The appearance of colonies is on a set cycle repeating every four years. The cycle is as follows:

| Qualifying | Finals |
|---|---|
| Bellevistat | Alaskol |
| Columbiat | Balderol |
| Aresam | Argonom |
| Astoria (previously Darwinat) | Bradburyom |
| Aynah | Asimov |

This cycle was broken for the first time in 2022, when competitors were asked to design Anconioh. This competition was won by Vulture Aviation, which consisted of students from the UK, America (Including Duncan High School), Argentina (Islands International School, Buenos Aires) and India (Amity International School, Noida).

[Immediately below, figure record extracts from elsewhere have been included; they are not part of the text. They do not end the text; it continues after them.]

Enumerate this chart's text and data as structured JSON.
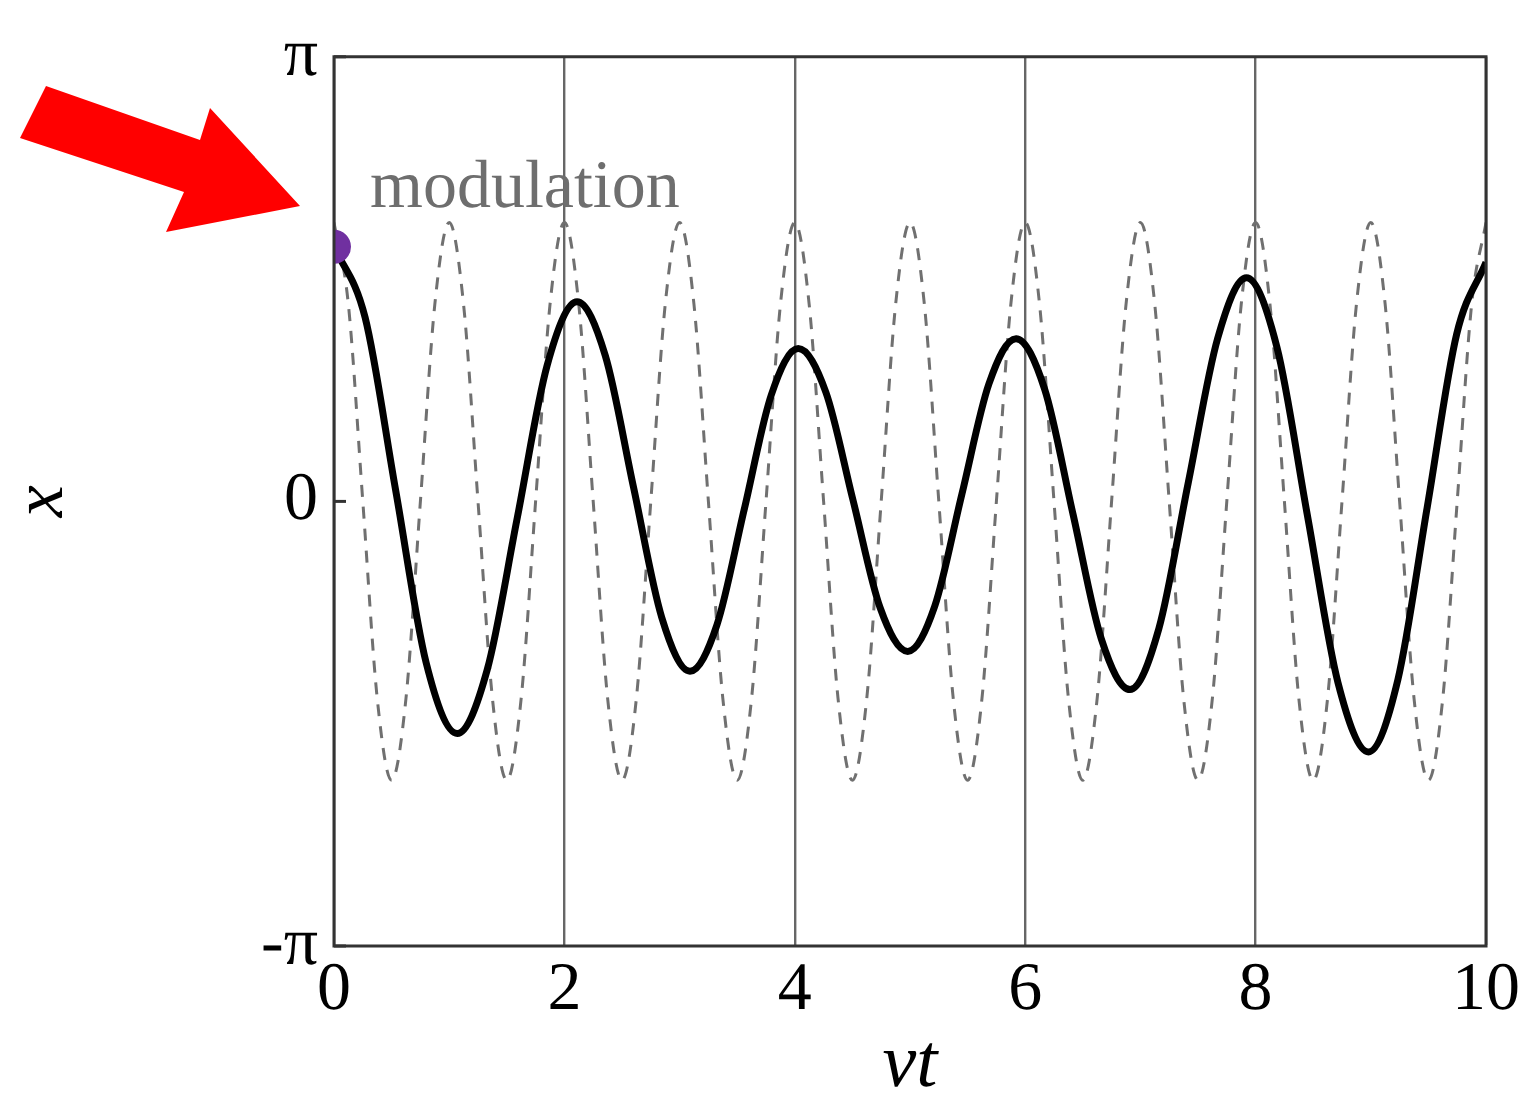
{
  "chart_data": {
    "type": "line",
    "xlabel": "νt",
    "ylabel": "x",
    "xlim": [
      0,
      10
    ],
    "xticks": [
      0,
      2,
      4,
      6,
      8,
      10
    ],
    "ylim": [
      -3.1416,
      3.1416
    ],
    "yticks": [
      {
        "value": -3.1416,
        "label": "-π"
      },
      {
        "value": 0,
        "label": "0"
      },
      {
        "value": 3.1416,
        "label": "π"
      }
    ],
    "grid": "x",
    "legend": false,
    "annotations": [
      "modulation"
    ],
    "series": [
      {
        "color": "#707070",
        "line_style": "dashed",
        "marker": "none",
        "x": [
          0,
          0.125,
          0.25,
          0.375,
          0.5,
          0.625,
          0.75,
          0.875,
          1,
          1.125,
          1.25,
          1.375,
          1.5,
          1.625,
          1.75,
          1.875,
          2,
          2.125,
          2.25,
          2.375,
          2.5,
          2.625,
          2.75,
          2.875,
          3,
          3.125,
          3.25,
          3.375,
          3.5,
          3.625,
          3.75,
          3.875,
          4,
          4.125,
          4.25,
          4.375,
          4.5,
          4.625,
          4.75,
          4.875,
          5,
          5.125,
          5.25,
          5.375,
          5.5,
          5.625,
          5.75,
          5.875,
          6,
          6.125,
          6.25,
          6.375,
          6.5,
          6.625,
          6.75,
          6.875,
          7,
          7.125,
          7.25,
          7.375,
          7.5,
          7.625,
          7.75,
          7.875,
          8,
          8.125,
          8.25,
          8.375,
          8.5,
          8.625,
          8.75,
          8.875,
          9,
          9.125,
          9.25,
          9.375,
          9.5,
          9.625,
          9.75,
          9.875,
          10
        ],
        "values": [
          1.97,
          1.39,
          0,
          -1.39,
          -1.97,
          -1.39,
          0,
          1.39,
          1.97,
          1.39,
          0,
          -1.39,
          -1.97,
          -1.39,
          0,
          1.39,
          1.97,
          1.39,
          0,
          -1.39,
          -1.97,
          -1.39,
          0,
          1.39,
          1.97,
          1.39,
          0,
          -1.39,
          -1.97,
          -1.39,
          0,
          1.39,
          1.97,
          1.39,
          0,
          -1.39,
          -1.97,
          -1.39,
          0,
          1.39,
          1.97,
          1.39,
          0,
          -1.39,
          -1.97,
          -1.39,
          0,
          1.39,
          1.97,
          1.39,
          0,
          -1.39,
          -1.97,
          -1.39,
          0,
          1.39,
          1.97,
          1.39,
          0,
          -1.39,
          -1.97,
          -1.39,
          0,
          1.39,
          1.97,
          1.39,
          0,
          -1.39,
          -1.97,
          -1.39,
          0,
          1.39,
          1.97,
          1.39,
          0,
          -1.39,
          -1.97,
          -1.39,
          0,
          1.39,
          1.97
        ]
      },
      {
        "color": "#000000",
        "line_style": "solid",
        "marker": "none",
        "x": [
          0,
          0.27,
          0.535,
          0.8,
          1.07,
          1.33,
          1.59,
          1.85,
          2.11,
          2.355,
          2.6,
          2.845,
          3.09,
          3.325,
          3.56,
          3.795,
          4.03,
          4.27,
          4.505,
          4.74,
          4.98,
          5.215,
          5.45,
          5.685,
          5.92,
          6.17,
          6.415,
          6.66,
          6.91,
          7.16,
          7.415,
          7.67,
          7.92,
          8.185,
          8.45,
          8.715,
          8.98,
          9.235,
          9.49,
          9.745,
          10
        ],
        "values": [
          1.8,
          1.3,
          0.08,
          -1.14,
          -1.64,
          -1.19,
          -0.12,
          0.96,
          1.41,
          1.03,
          0.1,
          -0.82,
          -1.2,
          -0.87,
          -0.06,
          0.75,
          1.08,
          0.77,
          0.01,
          -0.75,
          -1.06,
          -0.74,
          0.05,
          0.83,
          1.15,
          0.79,
          -0.09,
          -0.97,
          -1.33,
          -0.9,
          0.13,
          1.15,
          1.58,
          1.09,
          -0.1,
          -1.28,
          -1.77,
          -1.26,
          -0.04,
          1.18,
          1.69
        ]
      },
      {
        "type": "scatter",
        "color": "#7030a0",
        "marker": "circle",
        "x": [
          0
        ],
        "values": [
          1.8
        ]
      }
    ]
  }
}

The first year cycle was followed again in 2023 where in the finals they were asked to make Alaskol. The competition was won by Dougledyne Astrosystems and Fletchel Constructors(DAFC)
Teams from India(Lakshmipat Singhania Academy), China(Tsinghua International School), European Union, and USA.

== Awards ==
At the international competition, the company with the best proposal is "awarded the contract".

- Best Team Presentation
This award was established for the best individual presenter of each company. The winners are chosen by the panel of judges from the Foundation Society.

- Dick Edwards Award for Silent Leadership
In honor of the competition co-founder, Dick Edwards, who died in early 2009, this award was established for the best student leader, ideally given to the president or vice president within their participating team, from each company. The winners are chosen by advisers and company "CEOs."

- Anita Gale Creative Genius Award

In honor of Anita Gale, the co-founder of the competition who died in 2024, this award was established to recognize an individual student who consistently contributed outstanding ideas and designs throughout the competition. One student from each company is selected to receive this award.